I can relate. I bought five over-sized Toblerone chocolate bars in a bout of early Christmas present buying, wrapped them up and then ever since, I've been unwrapping and devouring them.
Ever since my metabolism started catching up with me, I've raged against my addiction to chocolate, and the socially unacceptable crimes it has compelled me to commit on its behalf (namely stealing other people's supplies). Recently, though, I have made peace with my sweet tooth and decided that if one must have a defining flaw then chocolate must surely be better than P or vodka.
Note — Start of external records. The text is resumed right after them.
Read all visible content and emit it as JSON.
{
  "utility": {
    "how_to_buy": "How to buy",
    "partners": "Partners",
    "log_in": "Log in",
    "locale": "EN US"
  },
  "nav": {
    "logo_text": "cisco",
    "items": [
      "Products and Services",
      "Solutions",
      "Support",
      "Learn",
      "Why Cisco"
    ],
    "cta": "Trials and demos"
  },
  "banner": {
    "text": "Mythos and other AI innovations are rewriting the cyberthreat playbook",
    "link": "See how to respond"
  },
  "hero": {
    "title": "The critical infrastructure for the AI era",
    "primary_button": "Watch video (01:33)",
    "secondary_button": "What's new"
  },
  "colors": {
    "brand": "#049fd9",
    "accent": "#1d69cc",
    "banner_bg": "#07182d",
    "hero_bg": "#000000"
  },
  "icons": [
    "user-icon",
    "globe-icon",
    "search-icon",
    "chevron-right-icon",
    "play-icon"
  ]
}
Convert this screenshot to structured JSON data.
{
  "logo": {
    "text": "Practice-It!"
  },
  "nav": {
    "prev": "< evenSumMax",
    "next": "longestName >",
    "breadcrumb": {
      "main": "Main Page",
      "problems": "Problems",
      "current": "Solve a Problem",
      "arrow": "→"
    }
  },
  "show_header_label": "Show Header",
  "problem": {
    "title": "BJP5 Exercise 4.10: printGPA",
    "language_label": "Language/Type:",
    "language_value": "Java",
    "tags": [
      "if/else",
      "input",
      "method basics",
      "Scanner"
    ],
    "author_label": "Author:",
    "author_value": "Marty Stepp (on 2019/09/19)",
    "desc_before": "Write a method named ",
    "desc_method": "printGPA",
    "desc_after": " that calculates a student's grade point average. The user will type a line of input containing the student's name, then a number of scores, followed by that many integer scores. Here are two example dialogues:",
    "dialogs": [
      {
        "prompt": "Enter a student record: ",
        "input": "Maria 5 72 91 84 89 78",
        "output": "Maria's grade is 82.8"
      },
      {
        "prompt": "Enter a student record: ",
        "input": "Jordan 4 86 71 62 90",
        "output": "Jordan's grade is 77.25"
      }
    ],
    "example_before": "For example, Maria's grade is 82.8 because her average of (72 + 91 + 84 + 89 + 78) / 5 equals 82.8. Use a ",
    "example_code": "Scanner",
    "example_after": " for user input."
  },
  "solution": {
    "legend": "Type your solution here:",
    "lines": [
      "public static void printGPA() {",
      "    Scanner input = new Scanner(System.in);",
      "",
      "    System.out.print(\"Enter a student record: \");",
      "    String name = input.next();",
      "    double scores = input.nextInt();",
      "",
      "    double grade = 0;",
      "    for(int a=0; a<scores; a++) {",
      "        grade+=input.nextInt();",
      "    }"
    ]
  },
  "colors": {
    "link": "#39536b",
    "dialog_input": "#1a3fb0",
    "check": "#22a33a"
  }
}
But making peace with my habit doesn't make it any easier to live with, especially for others. My husband has become rather jaded with the way his supply of chocolate seems to be constantly falling off the table or out of the fridge at the exact moment that I happen to be walking past, yawning. Well, it's hardly my fault if the damned stuff just tumbles into my mouth quite by chance now, is it?
The other night while catching up with a former flatmate, I listened as her little sister complained bitterly about her own housemate from hell who would not only help herself to other people's chocolate but would then eat the entire packet, replace it ... and then eat the whole lot all over again. The little sister relayed the story with a sense of horror and disgust.